I only just learned today that Zabbix also has a function for running commands in response to error states: https://www.zabbix.com/documentation/current/manual/config/notifications/action/operation/remote_command
I don’t usually run in to repeat problems on my systems(no silly customers causing trouble and hardly any publically facing services) that make it sensible to use that but at work we could definitely use that kind of solution.
That leads me to a downside to Zabbix, the RDBMS backend… I run MariaDB master/slave now but used MariaDB Galera before and it works fine for my needs. I’m not sure how well Zabbix scales though. For my modest network with 21 active data collection sources we have around 40 queries per second but if we were talking about 21 physical servers and 500 virtual machines… Not to mention that RDBMS are kind of a pain generally since they don’t respond well to unexpected shutdowns and such.
Prometheus
Zabbix does its job exceedingly well but it’s also kind of boring and… not modern. So for every mention of Zabbix you’ll see 1000 mentions about Prometheus. Despite being a bit of a Zabbix fan boy, I have to give credit to Prometheus for doing performance monitoring really well. It’s not just a lot of hype about Prometheus, it’s actually quite good. It is very efficient when it comes to storing time series data which it does using an internal storage system and not a sensitive RDBMS-arrangement.
It comes with it’s own crude table-and-graphing web UI. Using something like Grafana is however recommended for production use when presenting Prometheus data. For instance, here is dashboard of Prometheus data for my network indicating if things are overloaded or degraded(during a big upgrade yesterday):

As you can see, I like heatmaps. Red are peaks in usage and black squares(well, rectangles…) are periods where data is missing. It normally looks like this:

There are lots of “exporters” as clients are called in Prometheus for exporting data about Linux servers and applications and it’s also easy to write your own.
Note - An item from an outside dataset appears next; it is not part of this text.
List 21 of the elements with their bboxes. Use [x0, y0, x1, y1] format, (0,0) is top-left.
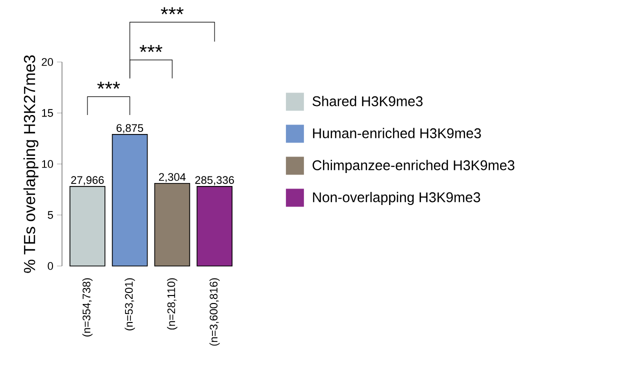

I have an exporter for gathering packet loss-data both on my own network and against external servers and it took me like 45 minutes to do, starting with no knowledge of what a Prometheus exporter is or how it works. With a node exporter for something like MySQL and a provided Grafana dashboard you can get really good monitoring in a very short period of time. My MySQL master for instance:

Where Prometheus is kind of weak is alerting which has to be done through rules read into the Prometheus config file: https://prometheus.io/docs/prometheus/latest/configuration/alerting_rules/
It’s not that it doesn’t work but Zabbix does this more conveniently and has it’s own interface for presenting alerts, acknowledging them and so on. Prometheus has an alert manager sidecar sort of thing but I’m preferring to implement all important alerts in Zabbix and using Prometheus alerts only for more general “something doesn’t seem quite right” performance stuff.
All in all I wouldn’t want to rely on Zabbix for performance metrics and I certainly wouldn’t want to have to rely on Prometheus for alerting. If I had to deal with thousands of servers running hundreds of thousands of application instances or something crazy like that I’d go with Prometheus, not least thanks to its federation-capability of summarizing data upwards in a tree of Prometheus instances, never mind that I’d have to write a bunch of rules manually that I’d get for free with Zabbix.
Federation could also be used for higher availability though it would be a little bit weird perhaps. Well, no… If you just let a backup gather data while the primary is rebooted and then let the primary read the data it missed from the backup then we’d be back where we wanted to be, right? I guess I should try out that federation stuff some time.